Tuesday, January 20, 2009

Who Stole All The Money? RBS FLAILING

Royal Bank of Scotland driven to the brink of nationalisation

Royal Bank of Scotland, one of Britain's biggest banks, was yesterday driven to the brink of nationalisation amid fears that the Government's latest bailout package would fail to alleviate the credit crisis.

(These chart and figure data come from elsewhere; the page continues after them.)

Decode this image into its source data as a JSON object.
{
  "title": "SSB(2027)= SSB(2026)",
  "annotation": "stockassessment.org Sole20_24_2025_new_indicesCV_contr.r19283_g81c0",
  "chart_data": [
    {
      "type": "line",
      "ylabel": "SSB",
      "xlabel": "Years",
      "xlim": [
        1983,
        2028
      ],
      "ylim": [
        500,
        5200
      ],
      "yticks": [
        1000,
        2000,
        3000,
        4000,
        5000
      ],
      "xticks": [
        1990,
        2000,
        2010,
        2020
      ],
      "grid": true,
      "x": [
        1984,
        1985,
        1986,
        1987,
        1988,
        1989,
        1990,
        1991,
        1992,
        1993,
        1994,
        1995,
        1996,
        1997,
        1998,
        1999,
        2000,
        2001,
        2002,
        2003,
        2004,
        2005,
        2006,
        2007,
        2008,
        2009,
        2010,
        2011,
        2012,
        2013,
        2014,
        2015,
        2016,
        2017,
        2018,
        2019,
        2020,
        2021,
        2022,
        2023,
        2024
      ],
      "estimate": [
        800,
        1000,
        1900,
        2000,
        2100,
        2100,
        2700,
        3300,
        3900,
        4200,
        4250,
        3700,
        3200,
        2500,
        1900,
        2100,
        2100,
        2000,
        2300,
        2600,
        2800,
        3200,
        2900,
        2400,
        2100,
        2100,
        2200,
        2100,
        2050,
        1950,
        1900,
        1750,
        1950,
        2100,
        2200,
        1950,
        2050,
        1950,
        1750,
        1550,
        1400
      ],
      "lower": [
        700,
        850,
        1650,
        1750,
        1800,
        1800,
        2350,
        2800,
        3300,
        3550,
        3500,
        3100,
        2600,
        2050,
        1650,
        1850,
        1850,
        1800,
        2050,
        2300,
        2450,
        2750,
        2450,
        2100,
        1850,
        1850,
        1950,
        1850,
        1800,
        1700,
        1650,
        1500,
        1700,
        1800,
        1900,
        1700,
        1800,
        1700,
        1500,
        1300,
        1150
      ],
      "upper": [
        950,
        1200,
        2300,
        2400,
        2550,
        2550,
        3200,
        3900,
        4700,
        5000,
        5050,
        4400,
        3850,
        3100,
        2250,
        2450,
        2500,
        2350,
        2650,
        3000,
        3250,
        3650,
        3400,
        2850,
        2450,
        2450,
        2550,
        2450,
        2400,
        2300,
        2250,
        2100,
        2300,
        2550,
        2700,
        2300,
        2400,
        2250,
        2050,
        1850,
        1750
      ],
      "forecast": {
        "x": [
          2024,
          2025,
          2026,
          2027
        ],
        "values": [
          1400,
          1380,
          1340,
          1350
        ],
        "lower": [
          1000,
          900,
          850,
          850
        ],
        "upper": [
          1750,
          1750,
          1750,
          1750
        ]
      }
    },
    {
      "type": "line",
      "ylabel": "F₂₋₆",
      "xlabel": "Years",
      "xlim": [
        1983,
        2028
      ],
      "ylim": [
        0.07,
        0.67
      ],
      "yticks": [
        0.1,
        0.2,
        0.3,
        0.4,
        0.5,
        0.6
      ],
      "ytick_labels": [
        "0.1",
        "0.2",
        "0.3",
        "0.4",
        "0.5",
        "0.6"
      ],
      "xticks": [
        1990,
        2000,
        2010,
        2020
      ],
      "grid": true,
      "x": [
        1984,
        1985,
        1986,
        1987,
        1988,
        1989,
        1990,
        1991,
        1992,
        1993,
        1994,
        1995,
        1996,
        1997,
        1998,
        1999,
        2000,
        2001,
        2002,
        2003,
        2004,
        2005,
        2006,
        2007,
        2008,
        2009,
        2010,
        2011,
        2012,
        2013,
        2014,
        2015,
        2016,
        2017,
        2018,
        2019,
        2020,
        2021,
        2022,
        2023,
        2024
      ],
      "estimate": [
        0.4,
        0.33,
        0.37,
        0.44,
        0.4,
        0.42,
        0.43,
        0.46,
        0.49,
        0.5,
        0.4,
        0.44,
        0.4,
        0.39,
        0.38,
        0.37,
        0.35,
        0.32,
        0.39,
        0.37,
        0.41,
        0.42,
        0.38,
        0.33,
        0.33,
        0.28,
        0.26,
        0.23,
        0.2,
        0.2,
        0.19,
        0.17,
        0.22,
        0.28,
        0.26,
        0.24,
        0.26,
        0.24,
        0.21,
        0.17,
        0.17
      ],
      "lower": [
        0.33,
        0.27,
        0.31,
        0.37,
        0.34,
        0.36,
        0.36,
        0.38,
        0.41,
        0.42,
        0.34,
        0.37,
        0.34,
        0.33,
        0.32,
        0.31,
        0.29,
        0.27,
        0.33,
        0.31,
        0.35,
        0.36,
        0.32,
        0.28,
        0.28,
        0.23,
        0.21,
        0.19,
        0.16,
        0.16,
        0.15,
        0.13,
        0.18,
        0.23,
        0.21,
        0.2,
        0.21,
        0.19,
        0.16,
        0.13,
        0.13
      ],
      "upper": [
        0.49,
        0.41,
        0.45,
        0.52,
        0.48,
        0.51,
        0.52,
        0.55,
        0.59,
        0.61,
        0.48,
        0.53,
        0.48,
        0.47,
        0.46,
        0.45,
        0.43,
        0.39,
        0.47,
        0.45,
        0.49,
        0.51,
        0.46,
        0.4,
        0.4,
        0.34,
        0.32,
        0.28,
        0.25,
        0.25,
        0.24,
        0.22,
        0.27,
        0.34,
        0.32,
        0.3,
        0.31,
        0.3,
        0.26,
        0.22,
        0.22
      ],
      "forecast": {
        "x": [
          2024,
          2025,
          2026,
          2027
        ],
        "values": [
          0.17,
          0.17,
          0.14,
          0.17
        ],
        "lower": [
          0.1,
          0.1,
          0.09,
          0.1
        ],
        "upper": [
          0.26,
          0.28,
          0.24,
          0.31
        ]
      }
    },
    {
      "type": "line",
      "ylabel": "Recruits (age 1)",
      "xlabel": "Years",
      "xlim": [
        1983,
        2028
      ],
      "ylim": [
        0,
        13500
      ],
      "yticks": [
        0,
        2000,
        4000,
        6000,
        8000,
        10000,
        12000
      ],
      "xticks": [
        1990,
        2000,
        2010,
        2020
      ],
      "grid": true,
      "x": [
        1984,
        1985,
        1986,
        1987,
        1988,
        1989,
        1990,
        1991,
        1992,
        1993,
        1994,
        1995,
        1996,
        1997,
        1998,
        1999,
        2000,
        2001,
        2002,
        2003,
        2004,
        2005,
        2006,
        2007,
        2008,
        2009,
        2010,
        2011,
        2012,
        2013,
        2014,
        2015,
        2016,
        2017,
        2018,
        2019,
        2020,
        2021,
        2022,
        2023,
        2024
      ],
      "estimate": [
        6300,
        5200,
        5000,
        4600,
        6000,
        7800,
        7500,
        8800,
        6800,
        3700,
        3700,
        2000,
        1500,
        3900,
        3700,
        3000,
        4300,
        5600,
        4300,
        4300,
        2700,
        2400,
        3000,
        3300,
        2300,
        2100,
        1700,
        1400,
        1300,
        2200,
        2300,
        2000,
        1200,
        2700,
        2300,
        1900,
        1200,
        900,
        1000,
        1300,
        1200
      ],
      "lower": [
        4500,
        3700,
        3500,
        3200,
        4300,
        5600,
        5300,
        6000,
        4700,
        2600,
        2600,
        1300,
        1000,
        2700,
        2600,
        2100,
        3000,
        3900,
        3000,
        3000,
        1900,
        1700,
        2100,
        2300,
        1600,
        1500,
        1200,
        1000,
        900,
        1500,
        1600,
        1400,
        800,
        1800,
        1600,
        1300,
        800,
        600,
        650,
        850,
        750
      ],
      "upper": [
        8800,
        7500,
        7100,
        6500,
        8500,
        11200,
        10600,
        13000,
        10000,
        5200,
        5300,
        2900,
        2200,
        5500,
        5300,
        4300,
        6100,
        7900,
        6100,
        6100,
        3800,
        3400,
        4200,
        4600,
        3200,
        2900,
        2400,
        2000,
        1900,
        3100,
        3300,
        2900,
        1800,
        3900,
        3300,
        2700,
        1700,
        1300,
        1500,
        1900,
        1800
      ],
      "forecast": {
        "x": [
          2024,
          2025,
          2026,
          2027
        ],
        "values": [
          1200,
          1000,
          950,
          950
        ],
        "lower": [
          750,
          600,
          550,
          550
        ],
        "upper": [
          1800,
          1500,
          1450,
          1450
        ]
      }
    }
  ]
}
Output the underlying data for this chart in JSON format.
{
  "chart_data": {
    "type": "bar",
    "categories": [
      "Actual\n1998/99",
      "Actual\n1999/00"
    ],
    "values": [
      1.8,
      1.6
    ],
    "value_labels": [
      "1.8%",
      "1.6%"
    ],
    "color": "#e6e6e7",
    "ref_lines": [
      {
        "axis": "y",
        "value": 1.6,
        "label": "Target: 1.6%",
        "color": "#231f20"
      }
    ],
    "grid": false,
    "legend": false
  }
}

The share price of RBS, which owns NatWest, fell by more than 65 per cent to just 11.6p after the bank prepared to unveil the worst losses in British corporate history. Lloyds Banking Group, the country's biggest bank, lost a third of its value.

Banking experts said that there was now only a "vague chance" that RBS will not be nationalised - possibly within days. The bank has already received £20 billion in taxpayers' money but is only worth less than £5 billion.

Customers were advised that money held with RBS - which has more than 12m customers and almost 2,500 branches across the country - was entirely safe and not jeopardised by the fall in RBS's share price.

The bank share prices collapsed within hours of Gordon Brown and Alistair Darling, the Chancellor, unveiling a new emergency rescue package for banks which could make taxpayers liable for up to an extra £350 billion.

The centrepiece of the new package was a scheme for the Government to insure banks against losses on bad or "toxic" debts, estimated at £200 billion. The Government may take further shares in banks in return for the insurance being offered.